Varun Beverages spreads wings

Varun Beverages officially commissioned its first plant in the southern African country in February 2018 with an initial production capacity of 15 million bottles per month.

BEVERAGES manufacturer Varun Beverages Zimbabwe aims to diversify into other sectors of the economy, including hospitality, healthcare, and education, as the firm seeks to increase revenue.

Varun Beverages officially commissioned its first plant in the southern African country in February 2018 with an initial production capacity of 15 million bottles per month.

By 2019, the company had expanded its capacity for carbonated beverages to 51 million bottles per month by adding three more production lines.

The beverage manufacturer added three Husky manufacturing lines as part of the second stage of growth to backward integrate and create 510 million preforms from virgin resin annually.

Currently, it has nine manufacturing lines with the ability to make 80 million bottles and cans per month.

The company recently acquired new equipment, including cutting-edge production lines that will allow it to make 20 million more cans and bottles of carbonated beverages as well as 550 bottles per minute.

The warehousing facility will be the fifth phase of the project.

During last week's official opening of the US$20 million Varun Beverages Zimbabwe's water and bottles closures, company chairman Ravi Jaipuria revealed that the new growth drive will enhance exports and bring foreign revenue into the nation.

“With the future revenue and profits generated from the sale of carbonated drinks, we are already looking at avenues of reinvestment like juices, dairy, education, healthcare and hospitality, hence further supporting the Zimbabwean community,” Juipuira said.

“With this new expansion, we will increase our export of beverages, preforms and plastic closures to Zambia, DRC, Botswana, Malawi and other neighbouring countries, which will bring sizeable foreign exchange into Zimbabwe.

“All our business ventures are committed to the sustenance of society and the environment.

“We promise you that no external or internal factors will ever be able to derail us from the path of responsible enviro-socio-economic business practices,” he added.

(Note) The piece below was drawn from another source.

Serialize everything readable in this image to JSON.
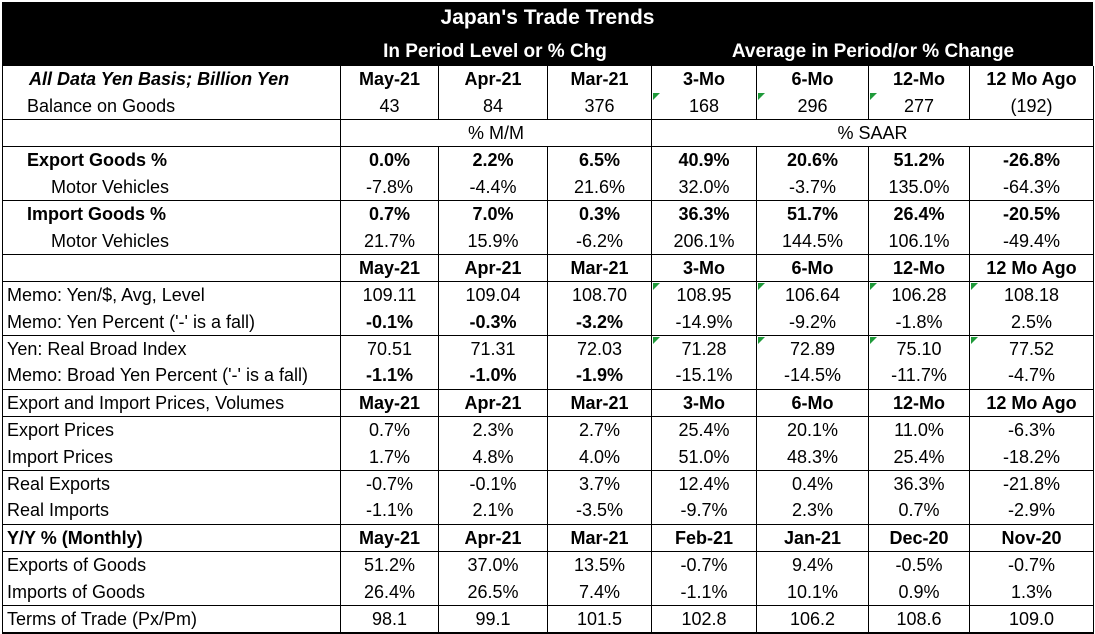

In its 2022 Manufacturing Sector Survey, the Confederation of Zimbabwe Industries (CZI) said the bulk of the country’s old and large manufacturing firms had fizzled out of the domestic landscape.

The CZI did not explain why new and small firms were now dominating the sector.

But its report showed that large-scale manufacturing firms with at least 75 workers were decreasing in numbers, making up 16% of the sector.

It said medium-scale producers, with at most 75 workers, made up 4% of the sector.

Since2018, Varun Beverages has invested more than US$1 billion in the country.

This year, the company said it is deploying 3000 new push carts taking the total number of pushcarts to 7000, the new electronic double door coolers to the tune of 800 and additional 20 new trucks to service mainly rural markets.

Varun Beverage has direct employment of approximately 2 000 people and indirect employment of another 5 000 people.

“There are approximately 4 000 families empowered financially by allocating them vending trollies and we shall allot an additional 3 000 vending trollies to 3 000 more families in 2023,” the firm said.

“This number by end of the year will cross 7 000 push carts as more trollies are imported to deploy them in rural upcountry areas.”

Varun said there were approximately 40 000 retailers and vendors who get Pepsi products across Zimbabwe.

Varun Beverages Zimbabwe is a subsidiary of the Indian-headquartered Varun Beverages Limited, franchise bottler of PepsiCo dealing with brands such as Pepsi, Mirinda, Mountain Dew, Sting and Seven-Up.